どうしても見つからない場合、データを取り出すことはできません

Q4. SSDとHDDで取り出し方法は違いますか?

A. 基本的に同じです。

ただし、SSDは以下の点で異なります:

  • SSDは軽くて薄い
  • M.2タイプのSSDは、変換アダプタが専用のものが必要
  • SSDはTRIM機能があるため、削除したデータの復元が難しい

Q5. デスクトップPCとノートPCで違いはありますか?

A. 分解の難易度が違います。

  • デスクトップPC:分解が簡単、ネジを外すだけ
  • ノートPC:分解が少し難しい、機種によっては特殊な工具が必要

ただし、データ取り出しの方法は同じです。

Q6. Macでも同じ方法が使えますか?

A. 基本的に使えます。

ただし、Macの場合:

  • 最近のMacBook(2016年以降)は、SSDが基板に直接はんだ付けされていて、取り出せない機種がある
  • macOSでフォーマットされたHDDは、Windowsで読めないことがある

Macユーザーは、事前に機種を確認してください。

Q7. どのくらい時間がかかりますか?

A. 方法によって異なります。

  • セーフモード:30分~1時間
  • HDD・SSD取り出し:1~2時間
  • 起動ディスク:2~3時間
  • 業者依頼:数日~数週間

急ぐ場合は、HDD・SSD取り出しが最速です。

Q8. 自力で試して失敗したら、業者でも復旧できなくなりますか?

A. 可能性があります。

何度も再起動したり、むやみに操作すると、データが上書きされて復旧不可能になることがあります。

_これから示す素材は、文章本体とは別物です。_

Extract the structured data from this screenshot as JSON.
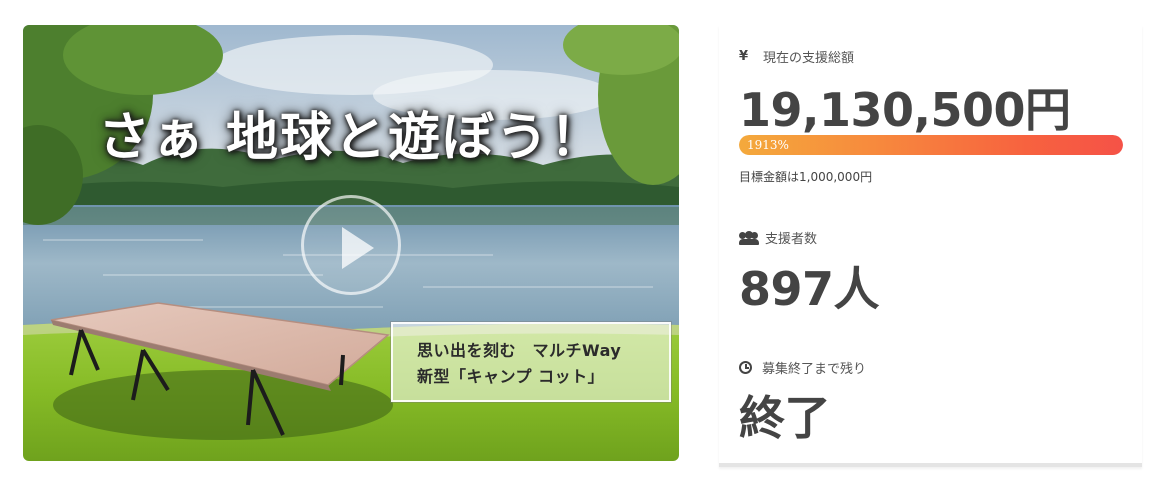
{
  "hero": {
    "headline": "さぁ 地球と遊ぼう！",
    "caption_line1": "思い出を刻む　マルチWay",
    "caption_line2": "新型「キャンプ コット」"
  },
  "stats": {
    "total": {
      "icon": "yen-icon",
      "icon_glyph": "¥",
      "label": "現在の支援総額",
      "value": "19,130,500円",
      "progress_text": "1913%",
      "progress_fraction": 1.0,
      "goal_text": "目標金額は1,000,000円"
    },
    "supporters": {
      "icon": "users-icon",
      "label": "支援者数",
      "value": "897人"
    },
    "remaining": {
      "icon": "clock-icon",
      "label": "募集終了まで残り",
      "value": "終了"
    }
  },
  "colors": {
    "progress_start": "#f4a93c",
    "progress_end": "#f55247",
    "text_dark": "#444444"
  }
}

重要なデータの場合、最初から業者に依頼するのが安全です。

データを守るための予防策

今後、同じトラブルに遭わないために、以下の対策を実践しましょう。

1. 定期的にバックアップを取る

おすすめのバックアップ方法:

  • 外付けHDDに週1回バックアップ
  • クラウドストレージ(Google Drive、OneDrive)に自動バックアップ
  • NAS(ネットワークストレージ)を導入

「3-2-1ルール」を実践しましょう。

  • 3つのコピーを持つ
  • 2つの異なるメディアに保存
  • 1つは別の場所に保管

2. パソコンの健康状態をチェックする

HDDの健康状態チェック:

  • CrystalDiskInfoなどのソフトで定期的に確認
  • 異音がしたらすぐにバックアップ

SSDの健康状態チェック:

  • SSD専用の診断ソフト(Samsung Magician、Crucial Storage Executive)を使う

3. UPS(無停電電源装置)を使う

突然の停電は、HDD・SSDにダメージを与えます。

UPSを使えば、停電時も安全にシャットダウンできます。

4. Windowsを最新に保つ

Windowsアップデートを定期的に実行して、システムを安定させましょう。

ただし、アップデート前には必ずバックアップを!

まとめ

起動しないパソコンからデータを取り出す方法をまとめます。

自力で試せる方法:

  1. セーフモードで起動(最も簡単、成功率は低め)
  2. HDD・SSDを取り出して別PCに接続(最も確実)
  3. 起動ディスクを作成して復元(少し複雑)

業者に依頼すべき場合:

  • HDD・SSDが異音を出している
  • BIOSでも認識されない
  • データが非常に重要
  • BitLockerの回復キーがない

重要なポイント:

  • 何度も再起動しない
  • むやみに操作しない
  • 重要なデータは最初から業者に依頼

今後の対策:

  • 定期的にバックアップ
  • パソコンの健康状態をチェック
  • UPSを導入

パソコンが起動しなくなっても、慌てずに対処すれば、データを取り出せる可能性は高いです。

この記事を参考に、大切なデータを守りましょう!

バックアップの習慣をつけることが、最も確実なデータ保護策です。